Sur fond des années révolutionnaires, Alain Absire dépeint un portrait intime de Robespierre. Celui d'un homme torturé, rejeté par sa mère, abandonné par son père et qui s'est consacré tout entier à la Cause après avoir abandonné l'amour, convaincu que les autres n'avaient rien à lui apporter et qu'il était au-dessus de ces passions terre-à-terre, lui, l'Incorruptible, le Père de la Révolution. Il s'était trompé : Marie, une modeleuse de cire qui donne vie à la matière, réveille en lui des sensations qu'il pensait à jamais disparues. Il est néanmoins peut-être déjà trop tard pour Robespierre, enfermé dans ses certitudes et dans le narratif qu'il s'est écrit pour lui-même, incapable d'exprimer ses sentiments, impuissant à satisfaire ces désirs qu'il ne comprend pas, il préfère tout repousser et au peuple tout entier se consacrer. Le peuple, seule figure qui trouve son affection, est une masse indistincte, sans visages, rassurante. Face à lui, Robespierre est l'incorruptible, la main ferme de la justice, le bourreau des traîtres. Face à Marie, Robespierre est impuissant, déboussolé, faible. Il sait le bonheur à portée de main mais ne veut pas, ne peut pas le saisir car dans son narratif, il est l'instrument d'une cause qui le dépasse et doit tout lui sacrifier.

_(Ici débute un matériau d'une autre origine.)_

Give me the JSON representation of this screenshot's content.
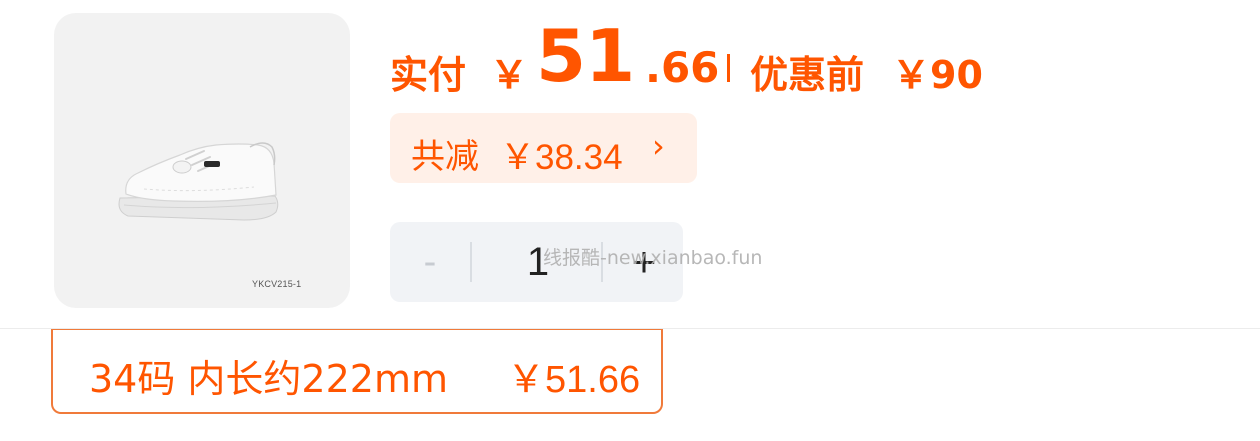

Très bien écrit, ce conte morbide - car tout y tourne autour de la mort - peine cependant à transmettre son message. Quel message prendre de ce Robespierre ? Faut-il y saluer la figure christique qui fait tous les sacrifices, dont l'Ultime, au nom de la Cause ou maudire ce personnage impuissant et incapable de sortir de sa zone de confort qui préfère vivre dans sa tête et ses discours plutôt que d'affronter les autres ? Les grilles de lecture sont multiples, la frustration domine à la fin car les luttes internes à Robespierre ne sont pas résolues, il ne surmonte rien, il abandonne simplement et accueille la mort. Le plus drôle dans l'histoire est qu'il est impossible de dire ce que Marie pensait de lui. Peut-être n'éprouvait-elle rien ? Ce serait la cerise sur le gâteau.
Tout en reprenant les codes du héros tragique, l'auteur écrit donc plutôt un héros pathétique qui finit sa vie en laissant à son double en cire le soin de vivre à sa place.